The jury was criticized in Gideon's Law Notes for its "extraordinary conduct"; both the "influence of the eloquence of counsel" and the attractiveness of the defendant were suggested to have "blind[ed] the jury as to their duty". It was stated that Kate Dover "was goodlooking and young, and the jury, taking a merciful view of a very strong case of poisoning, found her guilty of manslaughter only."

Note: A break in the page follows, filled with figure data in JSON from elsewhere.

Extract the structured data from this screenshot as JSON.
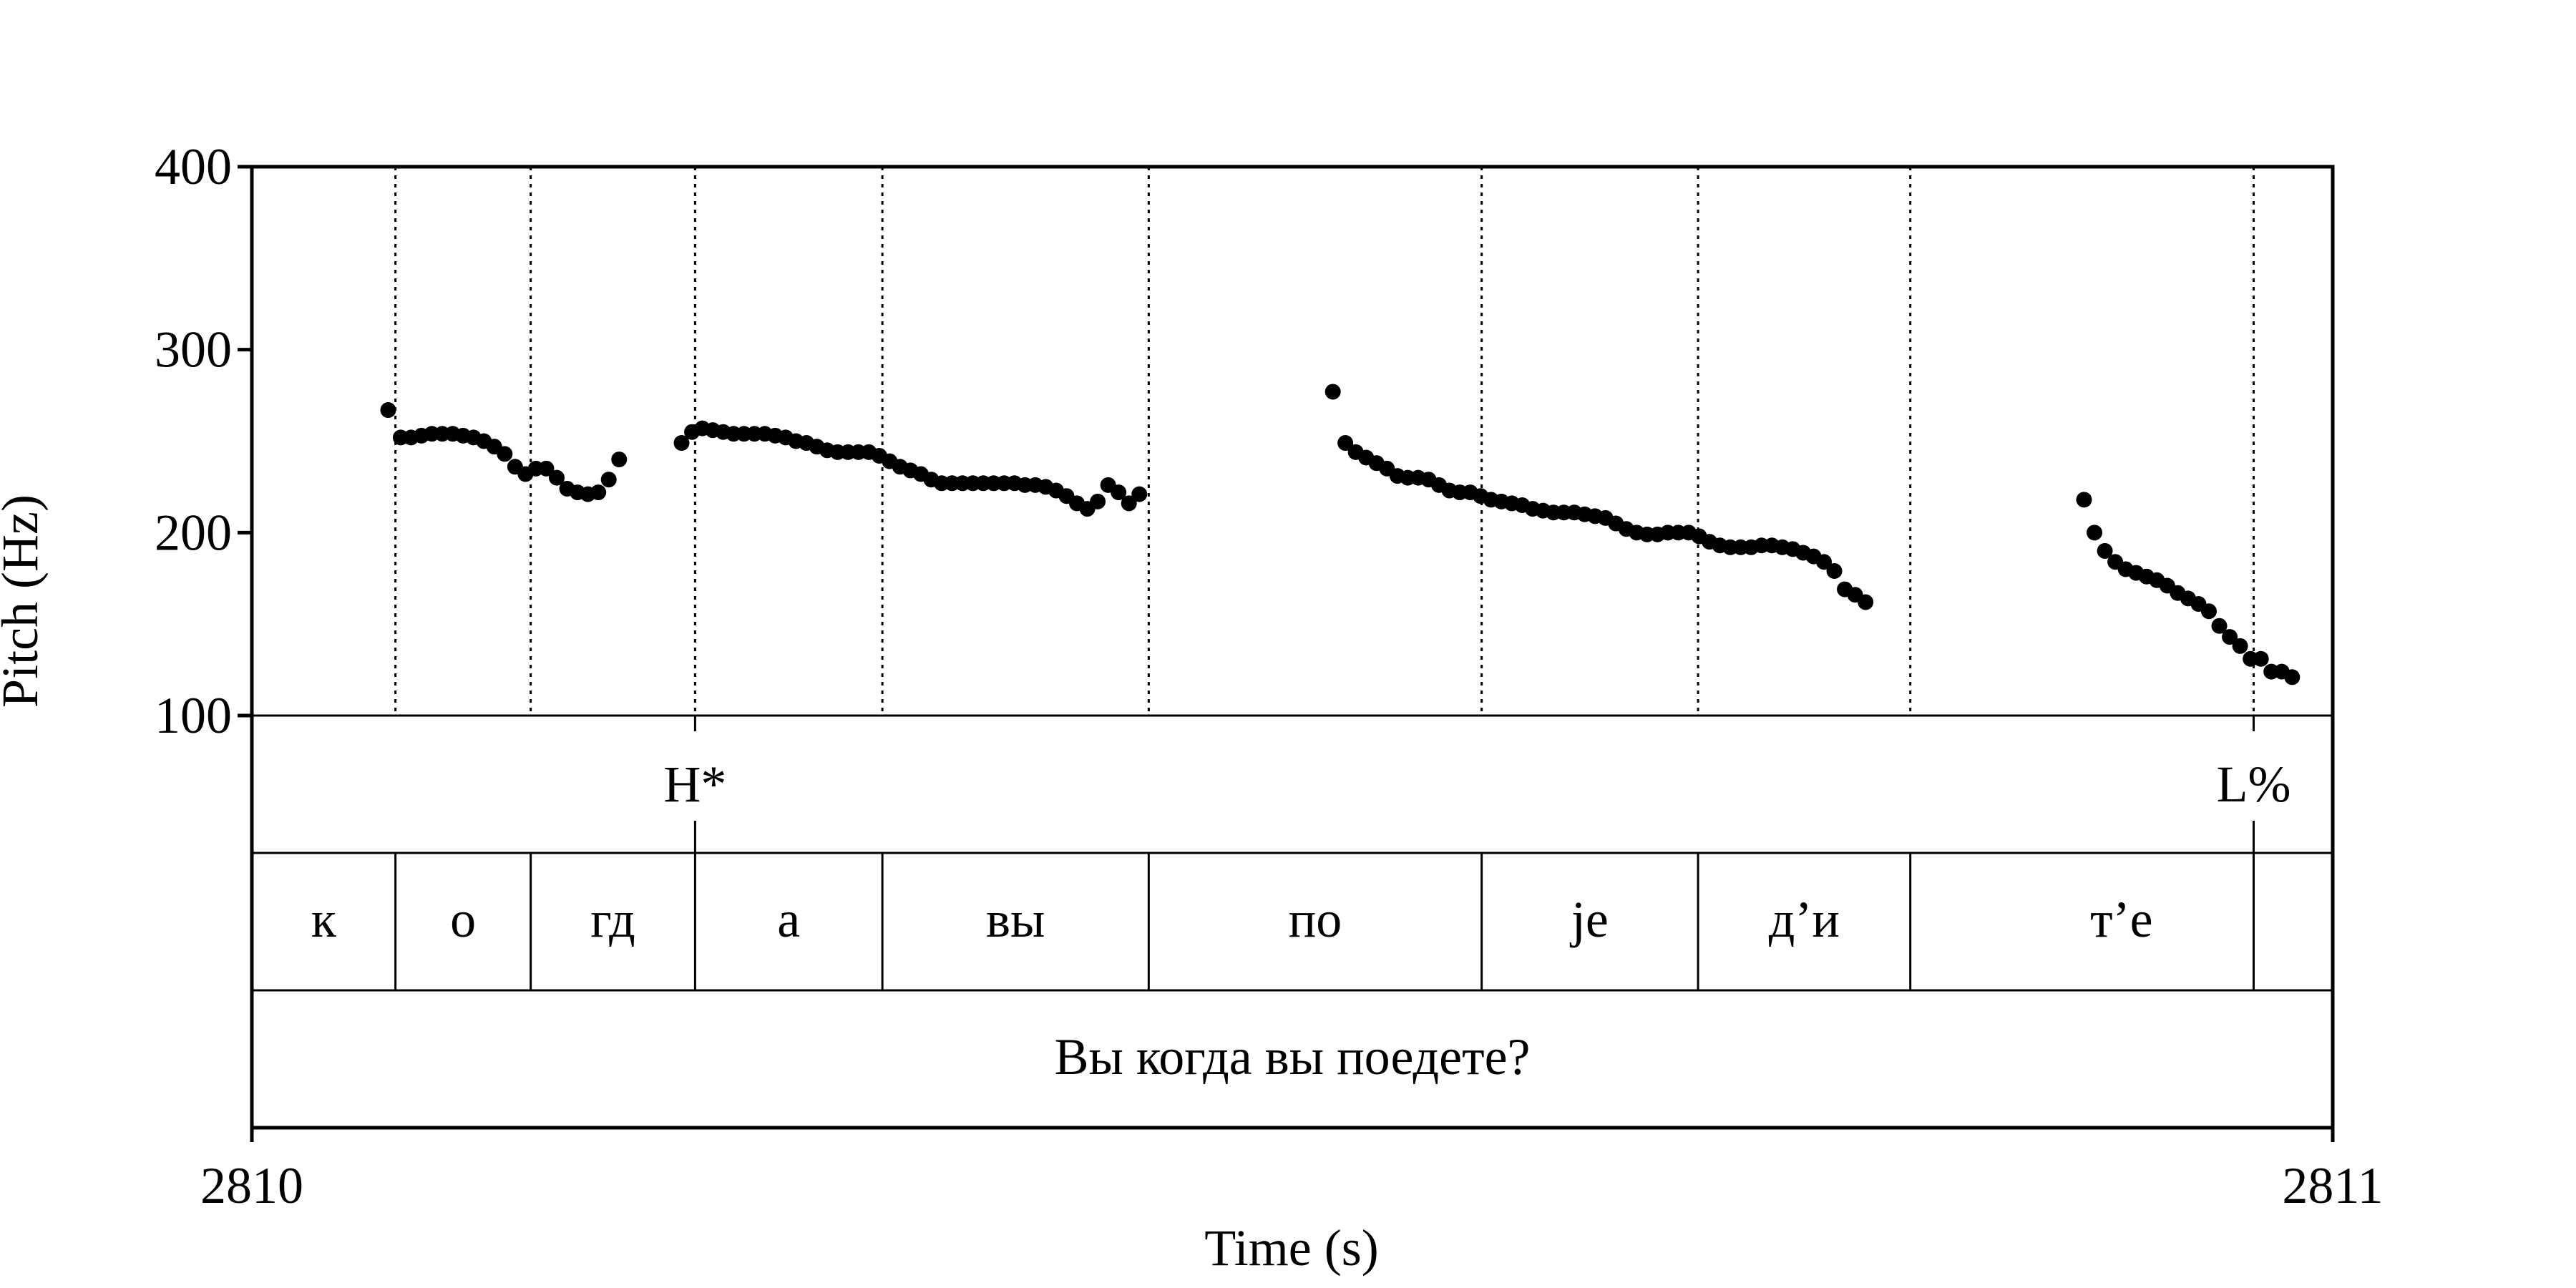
{
  "chart_data": {
    "type": "scatter",
    "xlabel": "Time (s)",
    "ylabel": "Pitch (Hz)",
    "xlim": [
      2810,
      2811
    ],
    "ylim": [
      100,
      400
    ],
    "x_ticks": [
      {
        "value": 2810,
        "label": "2810"
      },
      {
        "value": 2811,
        "label": "2811"
      }
    ],
    "y_ticks": [
      {
        "value": 100,
        "label": "100"
      },
      {
        "value": 200,
        "label": "200"
      },
      {
        "value": 300,
        "label": "300"
      },
      {
        "value": 400,
        "label": "400"
      }
    ],
    "boundaries": [
      2810.069,
      2810.134,
      2810.213,
      2810.303,
      2810.431,
      2810.591,
      2810.695,
      2810.797,
      2810.962
    ],
    "tones": [
      {
        "label": "H*",
        "time": 2810.213
      },
      {
        "label": "L%",
        "time": 2810.962
      }
    ],
    "segments": [
      {
        "label": "к",
        "start": 2810.0,
        "end": 2810.069
      },
      {
        "label": "о",
        "start": 2810.069,
        "end": 2810.134
      },
      {
        "label": "гд",
        "start": 2810.134,
        "end": 2810.213
      },
      {
        "label": "а",
        "start": 2810.213,
        "end": 2810.303
      },
      {
        "label": "вы",
        "start": 2810.303,
        "end": 2810.431
      },
      {
        "label": "по",
        "start": 2810.431,
        "end": 2810.591
      },
      {
        "label": "je",
        "start": 2810.591,
        "end": 2810.695
      },
      {
        "label": "д’и",
        "start": 2810.695,
        "end": 2810.797
      },
      {
        "label": "т’е",
        "start": 2810.797,
        "end": 2811.0
      }
    ],
    "sentence": "Вы когда вы поедете?",
    "series": [
      {
        "values": [
          [
            2810.0655,
            267
          ],
          [
            2810.0715,
            252
          ],
          [
            2810.0765,
            252
          ],
          [
            2810.0815,
            253
          ],
          [
            2810.0865,
            254
          ],
          [
            2810.0915,
            254
          ],
          [
            2810.0965,
            254
          ],
          [
            2810.1015,
            253
          ],
          [
            2810.1065,
            252
          ],
          [
            2810.1115,
            250
          ],
          [
            2810.1165,
            247
          ],
          [
            2810.1215,
            243
          ],
          [
            2810.1265,
            236
          ],
          [
            2810.1315,
            232
          ],
          [
            2810.1365,
            235
          ],
          [
            2810.1415,
            235
          ],
          [
            2810.1465,
            230
          ],
          [
            2810.1515,
            224
          ],
          [
            2810.1565,
            222
          ],
          [
            2810.1615,
            221
          ],
          [
            2810.1665,
            222
          ],
          [
            2810.1715,
            229
          ],
          [
            2810.1765,
            240
          ],
          [
            2810.2065,
            249
          ],
          [
            2810.2115,
            255
          ],
          [
            2810.2165,
            257
          ],
          [
            2810.2215,
            256
          ],
          [
            2810.2265,
            255
          ],
          [
            2810.2315,
            254
          ],
          [
            2810.2365,
            254
          ],
          [
            2810.2415,
            254
          ],
          [
            2810.2465,
            254
          ],
          [
            2810.2515,
            253
          ],
          [
            2810.2565,
            252
          ],
          [
            2810.2615,
            250
          ],
          [
            2810.2665,
            249
          ],
          [
            2810.2715,
            247
          ],
          [
            2810.2765,
            245
          ],
          [
            2810.2815,
            244
          ],
          [
            2810.2865,
            244
          ],
          [
            2810.2915,
            244
          ],
          [
            2810.2965,
            244
          ],
          [
            2810.3015,
            242
          ],
          [
            2810.3065,
            239
          ],
          [
            2810.3115,
            236
          ],
          [
            2810.3165,
            234
          ],
          [
            2810.3215,
            232
          ],
          [
            2810.3265,
            229
          ],
          [
            2810.3315,
            227
          ],
          [
            2810.3365,
            227
          ],
          [
            2810.3415,
            227
          ],
          [
            2810.3465,
            227
          ],
          [
            2810.3515,
            227
          ],
          [
            2810.3565,
            227
          ],
          [
            2810.3615,
            227
          ],
          [
            2810.3665,
            227
          ],
          [
            2810.3715,
            226
          ],
          [
            2810.3765,
            226
          ],
          [
            2810.3815,
            225
          ],
          [
            2810.3865,
            223
          ],
          [
            2810.3915,
            220
          ],
          [
            2810.3965,
            216
          ],
          [
            2810.4015,
            213
          ],
          [
            2810.4065,
            217
          ],
          [
            2810.4115,
            226
          ],
          [
            2810.4165,
            222
          ],
          [
            2810.4215,
            216
          ],
          [
            2810.4265,
            221
          ],
          [
            2810.5195,
            277
          ],
          [
            2810.5255,
            249
          ],
          [
            2810.5305,
            244
          ],
          [
            2810.5355,
            241
          ],
          [
            2810.5405,
            238
          ],
          [
            2810.5455,
            235
          ],
          [
            2810.5505,
            231
          ],
          [
            2810.5555,
            230
          ],
          [
            2810.5605,
            230
          ],
          [
            2810.5655,
            229
          ],
          [
            2810.5705,
            226
          ],
          [
            2810.5755,
            223
          ],
          [
            2810.5805,
            222
          ],
          [
            2810.5855,
            222
          ],
          [
            2810.5905,
            220
          ],
          [
            2810.5955,
            218
          ],
          [
            2810.6005,
            217
          ],
          [
            2810.6055,
            216
          ],
          [
            2810.6105,
            215
          ],
          [
            2810.6155,
            213
          ],
          [
            2810.6205,
            212
          ],
          [
            2810.6255,
            211
          ],
          [
            2810.6305,
            211
          ],
          [
            2810.6355,
            211
          ],
          [
            2810.6405,
            210
          ],
          [
            2810.6455,
            209
          ],
          [
            2810.6505,
            208
          ],
          [
            2810.6555,
            205
          ],
          [
            2810.6605,
            202
          ],
          [
            2810.6655,
            200
          ],
          [
            2810.6705,
            199
          ],
          [
            2810.6755,
            199
          ],
          [
            2810.6805,
            200
          ],
          [
            2810.6855,
            200
          ],
          [
            2810.6905,
            200
          ],
          [
            2810.6955,
            198
          ],
          [
            2810.7005,
            195
          ],
          [
            2810.7055,
            193
          ],
          [
            2810.7105,
            192
          ],
          [
            2810.7155,
            192
          ],
          [
            2810.7205,
            192
          ],
          [
            2810.7255,
            193
          ],
          [
            2810.7305,
            193
          ],
          [
            2810.7355,
            192
          ],
          [
            2810.7405,
            191
          ],
          [
            2810.7455,
            189
          ],
          [
            2810.7505,
            187
          ],
          [
            2810.7555,
            184
          ],
          [
            2810.7605,
            179
          ],
          [
            2810.7655,
            169
          ],
          [
            2810.7705,
            166
          ],
          [
            2810.7755,
            162
          ],
          [
            2810.8805,
            218
          ],
          [
            2810.8855,
            200
          ],
          [
            2810.8905,
            190
          ],
          [
            2810.8955,
            184
          ],
          [
            2810.9005,
            180
          ],
          [
            2810.9055,
            178
          ],
          [
            2810.9105,
            176
          ],
          [
            2810.9155,
            174
          ],
          [
            2810.9205,
            171
          ],
          [
            2810.9255,
            167
          ],
          [
            2810.9305,
            164
          ],
          [
            2810.9355,
            161
          ],
          [
            2810.9405,
            157
          ],
          [
            2810.9455,
            149
          ],
          [
            2810.9505,
            143
          ],
          [
            2810.9555,
            138
          ],
          [
            2810.9605,
            131
          ],
          [
            2810.9655,
            131
          ],
          [
            2810.9705,
            124
          ],
          [
            2810.9755,
            124
          ],
          [
            2810.9805,
            121
          ]
        ]
      }
    ]
  }
}
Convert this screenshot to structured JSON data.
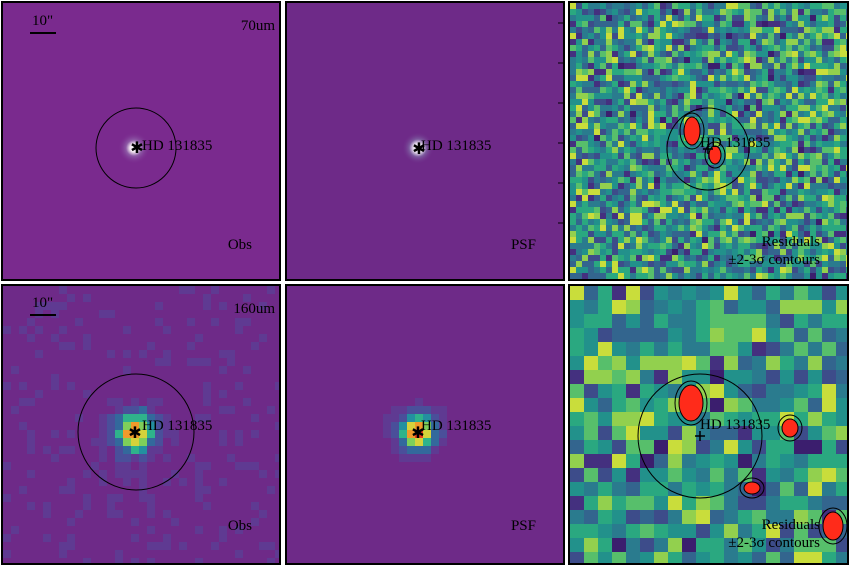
{
  "rows": [
    {
      "band": "70um",
      "scale_label": "10\"",
      "panels": [
        {
          "kind": "obs",
          "label": "Obs",
          "target": "HD 131835"
        },
        {
          "kind": "psf",
          "label": "PSF",
          "target": "HD 131835"
        },
        {
          "kind": "residual",
          "label_line1": "Residuals",
          "label_line2": "±2-3σ contours",
          "target": "HD 131835"
        }
      ]
    },
    {
      "band": "160um",
      "scale_label": "10\"",
      "panels": [
        {
          "kind": "obs",
          "label": "Obs",
          "target": "HD 131835"
        },
        {
          "kind": "psf",
          "label": "PSF",
          "target": "HD 131835"
        },
        {
          "kind": "residual",
          "label_line1": "Residuals",
          "label_line2": "±2-3σ contours",
          "target": "HD 131835"
        }
      ]
    }
  ],
  "colors": {
    "background_purple": "#7a2a8e",
    "psf_purple": "#6e2a88",
    "source_core_70": "#ffffff",
    "source_core_160": "#e83a1e",
    "residual_positive": "#ff2b1a"
  },
  "icons": [
    "star-marker-icon",
    "aperture-circle-icon"
  ]
}
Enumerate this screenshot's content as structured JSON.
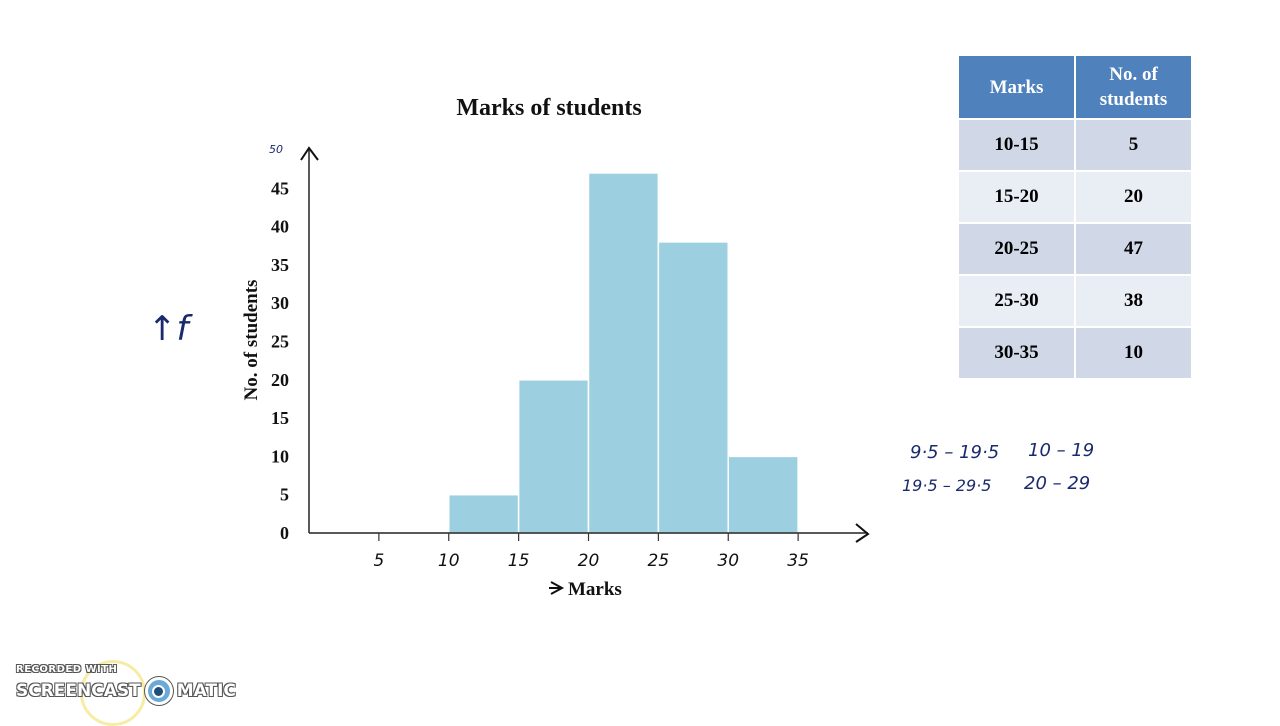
{
  "chart_data": {
    "type": "bar",
    "title": "Marks  of students",
    "xlabel": "Marks",
    "ylabel": "No. of students",
    "bins": [
      [
        10,
        15
      ],
      [
        15,
        20
      ],
      [
        20,
        25
      ],
      [
        25,
        30
      ],
      [
        30,
        35
      ]
    ],
    "values": [
      5,
      20,
      47,
      38,
      10
    ],
    "xlim": [
      0,
      40
    ],
    "ylim": [
      0,
      50
    ],
    "y_ticks": [
      0,
      5,
      10,
      15,
      20,
      25,
      30,
      35,
      40,
      45
    ],
    "x_ticks_handwritten": [
      "5",
      "10",
      "15",
      "20",
      "25",
      "30",
      "35"
    ],
    "y_top_handwritten": "50",
    "bar_color": "#9ccfe0",
    "grid": false
  },
  "table": {
    "headers": [
      "Marks",
      "No. of students"
    ],
    "rows": [
      [
        "10-15",
        "5"
      ],
      [
        "15-20",
        "20"
      ],
      [
        "20-25",
        "47"
      ],
      [
        "25-30",
        "38"
      ],
      [
        "30-35",
        "10"
      ]
    ]
  },
  "annotations": {
    "frequency_note": "↑f",
    "note_line1_a": "9·5 – 19·5",
    "note_line1_b": "10 – 19",
    "note_line2_a": "19·5 – 29·5",
    "note_line2_b": "20 – 29"
  },
  "watermark": {
    "line1": "RECORDED WITH",
    "line2_a": "SCREENCAST",
    "line2_b": "MATIC"
  }
}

When determining her sentence, Mr Justice Cave expressed his clear disagreement with the jury's decision, by giving her the most severe possible sentence, penal servitude for life. It was stated in the British Medical Journal that "Coupling the sentence with the verdict, the conclusion is irresistible, that the judge thought the jury had taken a very lenient view of the matter." He described her actions in as follows:

Kate Dover, the jury adopted a view which was presented to them by your learned counsel, and they found you guilty of manslaughter; but the circumstances of your offence are so grave and so atrocious that they are separated but by a very thin line from the offence of murder. In such circumstances I must pass upon you the heaviest sentence in my power, and that is that you be kept in penal servitude for the term of your natural life."

==Imprisonment and remaining years==
Dover served her sentence at Woking Female prison. She was released some time after 1895. After leaving prison, or at least by 1901, Kate lived with her sister Mary and her brother-in-law Edwin Sissons, a baker-confectioner, at 19 Carlton Avenue, Rotherham. By 1911, Kate had moved and was living at 423 Badsley Moor Lane, Rotherham, with her widowed sister Amelia H.C. Eden.

Kate Dover never married. She died aged 69 years on 26 March 1925, of bronchitis and heart failure, at 25 St Ann's Road, Rotherham. She had been living there with her widowed brother-in-law Edward Sissons, who was in attendance at her death. She was buried on 29 March 1925 at Masbrough Cemetery, Kimberworth, West Riding of Yorkshire.